Sequencing Hydraulic Fractures to Optimize Production for Stacked Well Development in the Delaware Basin | Schlumberger
Tech Paper
Location
Delaware Basin, United States, North America, Onshore
Byline
Akash Damani, Kousic Kanneganti, and Raj Malpani, Schlumberger
Society
URTeC
Paper Number
3272
Presentation Date
20-22 July 2020
Products Used
Premium

Sequencing Hydraulic Fractures to Optimize Production for Stacked Well Development in the Delaware Basin

Abstract

Many operators have increasingly moved toward cube development to avoid production impairment due to parent and child wells’ fracture-driven interactions (FDI). This cube development technique involves stimulating multiple wells in a section before bringing them online simultaneously or relatively close in time. This implies significant upfront investment to drill and complete in some cases 10’s of wells before producing a drop of hydrocarbon from them. Therefore, it becomes critical that the wells are completed optimally to be able to extract maximum resource from the reservoir. Multi-well stacked pad development renders itself as a 4D problem for completion optimization. Well spacing in horizontal and vertical direction and perforation spacing along the lateral being the 3 spatial dimensions, as well as the timing and sequencing of stages add the fourth dimension to the problem. Sensitizing for different sequencing scenarios in the modeling space before operational execution of the stimulation offers a cost-effective way to optimize production.

We explore the impact of hydraulic fracturing sequence and spacing on production from the group of stacked wells in a section of the Delaware Basin.

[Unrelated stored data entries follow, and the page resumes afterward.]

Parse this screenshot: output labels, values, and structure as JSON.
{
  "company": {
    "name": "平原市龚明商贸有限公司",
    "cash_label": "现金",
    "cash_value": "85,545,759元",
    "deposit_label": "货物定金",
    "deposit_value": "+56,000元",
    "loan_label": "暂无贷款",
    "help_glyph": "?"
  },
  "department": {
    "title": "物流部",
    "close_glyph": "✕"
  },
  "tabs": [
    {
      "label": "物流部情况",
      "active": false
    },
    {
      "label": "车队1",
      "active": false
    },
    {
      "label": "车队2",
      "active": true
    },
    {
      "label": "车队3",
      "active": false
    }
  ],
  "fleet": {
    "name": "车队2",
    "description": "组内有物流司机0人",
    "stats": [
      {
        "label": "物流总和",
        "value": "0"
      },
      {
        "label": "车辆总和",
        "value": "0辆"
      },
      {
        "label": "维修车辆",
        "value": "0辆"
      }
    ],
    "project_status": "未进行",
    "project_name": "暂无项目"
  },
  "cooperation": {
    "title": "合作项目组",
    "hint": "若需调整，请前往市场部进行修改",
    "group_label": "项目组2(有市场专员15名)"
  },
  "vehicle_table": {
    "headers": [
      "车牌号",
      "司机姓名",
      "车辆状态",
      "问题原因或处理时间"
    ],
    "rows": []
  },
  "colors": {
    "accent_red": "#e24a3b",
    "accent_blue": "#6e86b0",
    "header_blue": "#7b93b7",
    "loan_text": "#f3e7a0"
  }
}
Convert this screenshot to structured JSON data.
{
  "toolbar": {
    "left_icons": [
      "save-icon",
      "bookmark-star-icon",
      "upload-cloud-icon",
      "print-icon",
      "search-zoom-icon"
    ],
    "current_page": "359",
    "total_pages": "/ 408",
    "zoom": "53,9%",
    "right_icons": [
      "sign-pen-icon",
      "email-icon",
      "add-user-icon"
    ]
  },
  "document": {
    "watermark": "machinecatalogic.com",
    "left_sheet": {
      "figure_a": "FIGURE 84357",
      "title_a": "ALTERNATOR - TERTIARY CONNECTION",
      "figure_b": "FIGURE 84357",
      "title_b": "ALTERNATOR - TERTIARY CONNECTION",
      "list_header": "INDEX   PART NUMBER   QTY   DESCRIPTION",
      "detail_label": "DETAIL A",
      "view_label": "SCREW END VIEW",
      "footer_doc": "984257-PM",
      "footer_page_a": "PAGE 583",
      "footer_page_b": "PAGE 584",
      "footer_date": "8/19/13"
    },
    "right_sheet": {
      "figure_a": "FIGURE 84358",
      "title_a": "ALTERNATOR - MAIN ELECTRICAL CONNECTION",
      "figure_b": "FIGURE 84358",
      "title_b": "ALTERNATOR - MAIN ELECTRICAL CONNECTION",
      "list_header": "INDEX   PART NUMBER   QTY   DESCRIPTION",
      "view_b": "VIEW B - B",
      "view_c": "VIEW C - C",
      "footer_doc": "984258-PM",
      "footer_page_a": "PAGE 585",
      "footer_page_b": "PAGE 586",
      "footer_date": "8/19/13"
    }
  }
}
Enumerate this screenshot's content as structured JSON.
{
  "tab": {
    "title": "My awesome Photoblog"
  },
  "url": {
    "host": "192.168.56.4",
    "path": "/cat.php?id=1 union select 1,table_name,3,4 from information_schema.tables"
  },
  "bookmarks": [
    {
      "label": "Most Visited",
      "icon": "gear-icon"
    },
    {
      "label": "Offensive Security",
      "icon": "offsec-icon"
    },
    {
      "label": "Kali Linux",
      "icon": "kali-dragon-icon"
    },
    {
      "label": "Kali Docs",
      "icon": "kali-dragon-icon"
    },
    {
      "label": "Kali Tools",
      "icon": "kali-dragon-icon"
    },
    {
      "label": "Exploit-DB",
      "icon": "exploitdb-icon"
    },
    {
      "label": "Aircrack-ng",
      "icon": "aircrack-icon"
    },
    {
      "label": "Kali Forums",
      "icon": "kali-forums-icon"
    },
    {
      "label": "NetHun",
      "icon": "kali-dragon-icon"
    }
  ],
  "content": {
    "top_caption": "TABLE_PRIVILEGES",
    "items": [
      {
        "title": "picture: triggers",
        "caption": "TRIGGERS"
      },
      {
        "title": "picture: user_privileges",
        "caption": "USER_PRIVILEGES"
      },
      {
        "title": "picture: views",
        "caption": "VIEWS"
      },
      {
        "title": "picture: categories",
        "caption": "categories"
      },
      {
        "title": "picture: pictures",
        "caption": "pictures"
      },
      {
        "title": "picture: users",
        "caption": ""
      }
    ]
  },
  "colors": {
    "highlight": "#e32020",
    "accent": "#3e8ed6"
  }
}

A three-dimensional geomodel along with a discrete fracture network is utilized to model a complex hydraulic fracture system created for multiple treatment sequencing and spacing scenarios. Stress shadow from previously stimulated stages is seen to be a major driver in controlling the geometry of the fractures in the wells stimulated later and can be utilized to enhance reservoir contact. Finite element modeling shows the positive impact of the stress re-orientation resulting from previously stimulated stages. Hydraulic fractures confined by stress from outside wells show clear growth pattern into unstimulated sections of the reservoir, thus enhancing the production potential.

The stimulated reservoir volume and simulated production are used as key performance indicators (KPIs) for choosing the optimum sequencing and spacing strategy in this study, however the KPI can be changed to meet individual asset needs. This work aims to provide a workflow for modeling stacked well pad development and explores innovative approaches to sequence stimulation stages on wells in order to improve reservoir contact.